O pior Alê é que esse chavismo bolivariano que querem implantar por aqui, caminha para mais uma ditadura, que eles dizem ser de esquerda, mas que no final é de uma direita retrógrada e ultrapassada. Abramos os olhos! Vem coisa pesada por aí! bjs.

Glorinha L de Lion disse...

Majju, é pra ter medo mesmo. A coisa tá feia e vai ficar ainda mais. A gente tem que gritar e falar, assinar manifestos pq a democracia já está sendo roída pelas beiradas. bjs.

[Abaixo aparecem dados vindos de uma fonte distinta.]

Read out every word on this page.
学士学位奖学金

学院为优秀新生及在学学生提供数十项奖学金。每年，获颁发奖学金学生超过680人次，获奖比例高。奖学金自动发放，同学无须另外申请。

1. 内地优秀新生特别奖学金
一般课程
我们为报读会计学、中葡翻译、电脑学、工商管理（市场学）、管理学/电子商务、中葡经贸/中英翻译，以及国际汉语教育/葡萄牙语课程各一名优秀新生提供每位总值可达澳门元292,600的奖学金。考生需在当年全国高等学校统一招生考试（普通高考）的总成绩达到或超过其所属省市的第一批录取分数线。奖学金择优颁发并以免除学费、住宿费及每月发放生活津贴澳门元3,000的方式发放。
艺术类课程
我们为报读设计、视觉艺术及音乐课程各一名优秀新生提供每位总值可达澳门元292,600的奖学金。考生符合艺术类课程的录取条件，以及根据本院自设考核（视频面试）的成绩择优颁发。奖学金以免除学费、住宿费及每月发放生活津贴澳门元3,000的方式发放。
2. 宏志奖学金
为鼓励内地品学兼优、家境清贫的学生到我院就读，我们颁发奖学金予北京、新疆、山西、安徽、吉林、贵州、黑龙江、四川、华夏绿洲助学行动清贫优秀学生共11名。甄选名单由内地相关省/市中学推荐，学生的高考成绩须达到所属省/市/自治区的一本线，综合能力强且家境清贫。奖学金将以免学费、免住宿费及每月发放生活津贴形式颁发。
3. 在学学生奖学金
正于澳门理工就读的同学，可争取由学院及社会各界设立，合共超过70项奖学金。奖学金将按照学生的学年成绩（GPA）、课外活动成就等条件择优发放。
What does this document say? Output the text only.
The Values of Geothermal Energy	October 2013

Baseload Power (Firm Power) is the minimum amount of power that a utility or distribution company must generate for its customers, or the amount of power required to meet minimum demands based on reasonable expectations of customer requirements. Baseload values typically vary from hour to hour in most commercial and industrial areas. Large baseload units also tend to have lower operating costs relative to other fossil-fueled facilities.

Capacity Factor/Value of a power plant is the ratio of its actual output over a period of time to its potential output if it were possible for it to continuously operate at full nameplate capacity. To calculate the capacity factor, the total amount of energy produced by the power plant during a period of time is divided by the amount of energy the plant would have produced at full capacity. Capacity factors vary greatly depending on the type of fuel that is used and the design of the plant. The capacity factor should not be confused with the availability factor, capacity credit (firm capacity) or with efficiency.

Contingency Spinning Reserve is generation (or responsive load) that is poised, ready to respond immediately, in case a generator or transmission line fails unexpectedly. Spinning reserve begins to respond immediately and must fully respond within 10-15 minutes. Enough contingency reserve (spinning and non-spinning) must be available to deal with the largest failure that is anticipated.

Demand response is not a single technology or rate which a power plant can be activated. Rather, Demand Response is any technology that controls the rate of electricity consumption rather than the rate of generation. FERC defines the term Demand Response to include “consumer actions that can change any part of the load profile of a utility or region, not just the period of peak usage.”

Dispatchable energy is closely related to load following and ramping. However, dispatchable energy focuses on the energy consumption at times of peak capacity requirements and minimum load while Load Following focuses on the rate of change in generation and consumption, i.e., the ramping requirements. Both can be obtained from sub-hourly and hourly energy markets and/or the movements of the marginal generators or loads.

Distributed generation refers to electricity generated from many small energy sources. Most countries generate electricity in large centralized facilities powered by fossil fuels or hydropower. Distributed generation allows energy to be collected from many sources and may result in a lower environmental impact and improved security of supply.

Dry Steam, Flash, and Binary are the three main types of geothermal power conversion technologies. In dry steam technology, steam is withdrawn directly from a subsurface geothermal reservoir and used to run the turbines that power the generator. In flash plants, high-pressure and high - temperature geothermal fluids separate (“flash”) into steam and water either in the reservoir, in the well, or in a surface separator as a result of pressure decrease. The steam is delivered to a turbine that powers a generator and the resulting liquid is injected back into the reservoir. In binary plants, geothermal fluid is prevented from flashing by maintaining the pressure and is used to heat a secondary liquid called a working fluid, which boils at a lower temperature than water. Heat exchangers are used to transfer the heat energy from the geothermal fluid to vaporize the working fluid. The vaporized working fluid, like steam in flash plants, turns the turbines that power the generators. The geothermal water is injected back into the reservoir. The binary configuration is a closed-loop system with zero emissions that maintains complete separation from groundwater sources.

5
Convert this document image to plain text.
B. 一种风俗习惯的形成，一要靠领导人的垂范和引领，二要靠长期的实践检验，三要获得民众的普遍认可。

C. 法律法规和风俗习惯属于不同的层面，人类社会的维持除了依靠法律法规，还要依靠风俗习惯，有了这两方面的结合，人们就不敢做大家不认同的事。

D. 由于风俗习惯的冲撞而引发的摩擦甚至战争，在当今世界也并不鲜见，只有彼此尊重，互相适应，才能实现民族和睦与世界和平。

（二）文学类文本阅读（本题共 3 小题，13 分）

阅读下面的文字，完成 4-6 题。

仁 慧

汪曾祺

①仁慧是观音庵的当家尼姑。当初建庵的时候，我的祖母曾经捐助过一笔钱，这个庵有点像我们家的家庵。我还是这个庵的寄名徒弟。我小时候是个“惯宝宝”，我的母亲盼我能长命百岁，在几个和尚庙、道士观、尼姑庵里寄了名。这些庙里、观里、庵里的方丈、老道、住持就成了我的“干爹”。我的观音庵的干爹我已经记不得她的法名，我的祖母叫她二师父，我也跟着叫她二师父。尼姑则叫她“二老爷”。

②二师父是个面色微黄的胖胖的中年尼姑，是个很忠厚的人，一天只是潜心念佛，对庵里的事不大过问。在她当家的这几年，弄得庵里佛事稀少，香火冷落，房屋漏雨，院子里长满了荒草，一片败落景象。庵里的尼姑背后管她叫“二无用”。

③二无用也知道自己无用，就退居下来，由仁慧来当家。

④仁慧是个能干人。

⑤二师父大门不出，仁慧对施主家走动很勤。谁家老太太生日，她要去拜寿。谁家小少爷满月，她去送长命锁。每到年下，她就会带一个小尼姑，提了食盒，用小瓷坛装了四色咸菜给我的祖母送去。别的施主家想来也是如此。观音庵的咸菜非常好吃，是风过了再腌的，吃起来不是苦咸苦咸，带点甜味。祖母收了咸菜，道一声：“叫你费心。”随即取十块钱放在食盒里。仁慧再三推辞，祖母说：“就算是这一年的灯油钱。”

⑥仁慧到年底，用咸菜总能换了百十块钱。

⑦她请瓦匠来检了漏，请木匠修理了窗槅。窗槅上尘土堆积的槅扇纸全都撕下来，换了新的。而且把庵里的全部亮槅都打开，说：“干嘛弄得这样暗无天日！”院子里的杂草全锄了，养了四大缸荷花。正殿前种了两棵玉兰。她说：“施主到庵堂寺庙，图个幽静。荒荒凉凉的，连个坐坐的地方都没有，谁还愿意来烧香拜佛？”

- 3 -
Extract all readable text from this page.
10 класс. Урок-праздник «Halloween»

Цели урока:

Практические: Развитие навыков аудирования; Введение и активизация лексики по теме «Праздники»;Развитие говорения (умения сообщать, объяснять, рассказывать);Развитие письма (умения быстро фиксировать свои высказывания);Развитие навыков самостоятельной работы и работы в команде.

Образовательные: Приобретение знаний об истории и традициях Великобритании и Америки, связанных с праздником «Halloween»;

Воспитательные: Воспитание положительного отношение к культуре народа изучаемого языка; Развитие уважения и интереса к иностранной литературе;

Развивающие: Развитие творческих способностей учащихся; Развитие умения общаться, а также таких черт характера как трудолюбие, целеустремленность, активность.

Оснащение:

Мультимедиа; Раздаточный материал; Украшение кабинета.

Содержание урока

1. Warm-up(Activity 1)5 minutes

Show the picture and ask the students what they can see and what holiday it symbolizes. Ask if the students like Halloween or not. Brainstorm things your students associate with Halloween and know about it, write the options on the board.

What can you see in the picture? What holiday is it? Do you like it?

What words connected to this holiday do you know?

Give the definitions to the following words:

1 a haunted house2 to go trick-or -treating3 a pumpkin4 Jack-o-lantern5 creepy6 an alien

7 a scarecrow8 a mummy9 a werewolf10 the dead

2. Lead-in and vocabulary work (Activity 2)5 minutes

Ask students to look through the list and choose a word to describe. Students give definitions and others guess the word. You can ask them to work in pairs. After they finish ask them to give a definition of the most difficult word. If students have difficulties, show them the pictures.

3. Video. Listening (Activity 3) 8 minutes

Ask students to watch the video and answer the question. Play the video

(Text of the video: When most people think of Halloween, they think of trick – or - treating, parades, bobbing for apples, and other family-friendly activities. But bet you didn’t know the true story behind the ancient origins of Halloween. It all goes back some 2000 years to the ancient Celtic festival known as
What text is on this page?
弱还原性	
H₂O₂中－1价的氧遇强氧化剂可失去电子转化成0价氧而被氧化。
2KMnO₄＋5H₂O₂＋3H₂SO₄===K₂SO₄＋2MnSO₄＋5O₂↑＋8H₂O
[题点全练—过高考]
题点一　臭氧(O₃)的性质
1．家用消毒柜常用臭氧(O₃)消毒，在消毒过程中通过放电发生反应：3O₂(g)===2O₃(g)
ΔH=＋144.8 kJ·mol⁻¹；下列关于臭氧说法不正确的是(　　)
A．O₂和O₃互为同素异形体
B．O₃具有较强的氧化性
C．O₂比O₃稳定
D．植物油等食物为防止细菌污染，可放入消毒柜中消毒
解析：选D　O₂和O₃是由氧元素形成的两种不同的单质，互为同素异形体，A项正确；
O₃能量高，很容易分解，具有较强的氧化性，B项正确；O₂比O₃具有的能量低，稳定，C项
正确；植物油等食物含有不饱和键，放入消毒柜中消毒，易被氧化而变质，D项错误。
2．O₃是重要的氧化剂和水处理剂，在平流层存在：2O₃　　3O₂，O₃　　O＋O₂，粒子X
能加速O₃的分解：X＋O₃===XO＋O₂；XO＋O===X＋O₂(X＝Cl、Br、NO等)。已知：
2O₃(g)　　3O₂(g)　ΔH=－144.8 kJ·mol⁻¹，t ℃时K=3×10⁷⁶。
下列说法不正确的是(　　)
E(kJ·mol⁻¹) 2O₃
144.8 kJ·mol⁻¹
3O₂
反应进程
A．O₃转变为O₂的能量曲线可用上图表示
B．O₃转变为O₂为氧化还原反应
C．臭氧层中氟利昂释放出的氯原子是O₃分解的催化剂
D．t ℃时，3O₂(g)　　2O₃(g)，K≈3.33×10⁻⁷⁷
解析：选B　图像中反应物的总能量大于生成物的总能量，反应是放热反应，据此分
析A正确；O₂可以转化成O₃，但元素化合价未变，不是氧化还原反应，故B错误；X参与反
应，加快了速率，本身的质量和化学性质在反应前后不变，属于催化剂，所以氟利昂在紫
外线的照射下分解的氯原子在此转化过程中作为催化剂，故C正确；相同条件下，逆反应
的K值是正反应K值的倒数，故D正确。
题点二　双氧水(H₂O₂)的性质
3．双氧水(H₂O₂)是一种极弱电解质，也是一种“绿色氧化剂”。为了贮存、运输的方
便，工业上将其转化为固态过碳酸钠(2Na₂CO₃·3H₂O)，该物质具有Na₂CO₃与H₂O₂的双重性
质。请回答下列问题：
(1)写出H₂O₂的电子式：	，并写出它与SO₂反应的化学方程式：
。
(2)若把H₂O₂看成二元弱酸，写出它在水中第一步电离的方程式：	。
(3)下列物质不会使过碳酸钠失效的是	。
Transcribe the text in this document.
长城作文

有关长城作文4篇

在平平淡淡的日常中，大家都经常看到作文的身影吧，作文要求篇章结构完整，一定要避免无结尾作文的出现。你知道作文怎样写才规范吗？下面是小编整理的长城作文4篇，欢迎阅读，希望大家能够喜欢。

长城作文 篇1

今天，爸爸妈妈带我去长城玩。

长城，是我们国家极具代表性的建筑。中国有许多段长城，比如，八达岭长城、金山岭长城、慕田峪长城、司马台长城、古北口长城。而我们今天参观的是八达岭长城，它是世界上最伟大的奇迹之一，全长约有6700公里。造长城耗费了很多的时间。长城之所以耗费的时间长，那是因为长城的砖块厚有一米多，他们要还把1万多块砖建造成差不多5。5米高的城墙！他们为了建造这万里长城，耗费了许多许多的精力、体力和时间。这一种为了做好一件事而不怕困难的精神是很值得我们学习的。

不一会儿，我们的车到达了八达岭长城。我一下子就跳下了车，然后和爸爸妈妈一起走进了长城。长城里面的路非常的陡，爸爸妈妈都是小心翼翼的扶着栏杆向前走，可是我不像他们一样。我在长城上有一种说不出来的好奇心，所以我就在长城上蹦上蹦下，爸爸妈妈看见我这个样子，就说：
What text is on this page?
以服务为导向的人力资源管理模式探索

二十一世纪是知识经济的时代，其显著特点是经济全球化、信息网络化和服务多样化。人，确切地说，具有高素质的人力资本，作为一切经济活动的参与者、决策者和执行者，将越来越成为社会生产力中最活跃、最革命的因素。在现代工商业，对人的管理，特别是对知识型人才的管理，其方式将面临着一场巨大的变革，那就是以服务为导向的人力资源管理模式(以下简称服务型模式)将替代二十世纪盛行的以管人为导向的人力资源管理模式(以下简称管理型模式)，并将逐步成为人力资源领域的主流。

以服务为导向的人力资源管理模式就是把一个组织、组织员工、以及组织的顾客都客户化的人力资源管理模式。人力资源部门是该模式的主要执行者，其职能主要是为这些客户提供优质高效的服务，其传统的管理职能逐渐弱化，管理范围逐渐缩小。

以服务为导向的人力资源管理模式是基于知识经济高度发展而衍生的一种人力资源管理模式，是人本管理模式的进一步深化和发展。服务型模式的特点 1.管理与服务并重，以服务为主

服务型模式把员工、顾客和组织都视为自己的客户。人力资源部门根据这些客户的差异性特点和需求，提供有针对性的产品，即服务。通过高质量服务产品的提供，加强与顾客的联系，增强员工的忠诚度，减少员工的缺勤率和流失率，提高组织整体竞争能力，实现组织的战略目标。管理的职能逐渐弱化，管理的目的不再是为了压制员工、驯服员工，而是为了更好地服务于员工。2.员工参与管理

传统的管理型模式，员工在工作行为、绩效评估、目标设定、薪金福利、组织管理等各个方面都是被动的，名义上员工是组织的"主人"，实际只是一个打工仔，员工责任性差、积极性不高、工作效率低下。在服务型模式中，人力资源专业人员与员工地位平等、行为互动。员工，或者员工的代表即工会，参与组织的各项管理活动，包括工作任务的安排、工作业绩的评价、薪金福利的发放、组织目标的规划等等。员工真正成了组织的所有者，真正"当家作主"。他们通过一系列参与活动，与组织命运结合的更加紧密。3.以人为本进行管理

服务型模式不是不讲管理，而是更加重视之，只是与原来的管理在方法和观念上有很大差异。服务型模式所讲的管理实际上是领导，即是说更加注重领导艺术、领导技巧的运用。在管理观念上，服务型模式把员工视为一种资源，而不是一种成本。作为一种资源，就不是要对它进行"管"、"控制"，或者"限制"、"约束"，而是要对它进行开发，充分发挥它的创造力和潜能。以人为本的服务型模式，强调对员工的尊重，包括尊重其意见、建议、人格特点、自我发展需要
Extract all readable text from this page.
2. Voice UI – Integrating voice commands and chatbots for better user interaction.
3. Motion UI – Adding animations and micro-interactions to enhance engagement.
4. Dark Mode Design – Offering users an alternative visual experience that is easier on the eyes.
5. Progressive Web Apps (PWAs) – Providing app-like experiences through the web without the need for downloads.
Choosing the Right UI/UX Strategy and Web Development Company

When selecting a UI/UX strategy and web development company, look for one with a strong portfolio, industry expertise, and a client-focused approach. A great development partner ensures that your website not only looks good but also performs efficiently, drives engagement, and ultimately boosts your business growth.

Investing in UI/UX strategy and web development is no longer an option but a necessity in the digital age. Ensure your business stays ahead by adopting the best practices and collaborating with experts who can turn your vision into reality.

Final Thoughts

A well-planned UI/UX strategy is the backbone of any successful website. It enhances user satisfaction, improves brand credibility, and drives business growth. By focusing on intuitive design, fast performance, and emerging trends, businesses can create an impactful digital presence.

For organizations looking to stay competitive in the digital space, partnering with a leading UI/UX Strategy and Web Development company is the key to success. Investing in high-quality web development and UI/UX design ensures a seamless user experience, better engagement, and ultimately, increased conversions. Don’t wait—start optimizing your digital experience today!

Glorinha L de Lion disse...

Oi Dani, podemos falar, por enquanto né? Vem coisa por aí...aguarde! bjs

Glorinha L de Lion disse...

Jungle, caguete sempre existiu e sempre existirá. Covardes sempre existirão. A gente tem que tomar cuidado é com o perigo que anda a rondar nossa DEMOCRACIA. bjs

Glorinha L de Lion disse...

Pois é Lis, pra tudo eles tem uma desculpa obscena....bj

Isadora disse...

Glorinha que loucura isso! Nasci na ditadura militar, 1971 e como era muito pequena acompanhei pouco desse momento pelo qual o País passou, mas o que me lembro antes da abertura política, eu já tinha uns 13 anos é que na minha casa não se falava sobre isso. Minha mãe, sei que não é engajada nesse tipo de causa, já meu pai não sei, mas já estive para perguntar por várias vezes e esqueço.
De qualquer forma por tudo que li, qualquer tipo de manifestãção era tratada como uma afronta, ainda que em nada tivesse ligação com o momento. A sinceridade de pouco importava, pois era mais fácil crer que adolescente de 12 anos eram revolucionários do que apenas adolescentes.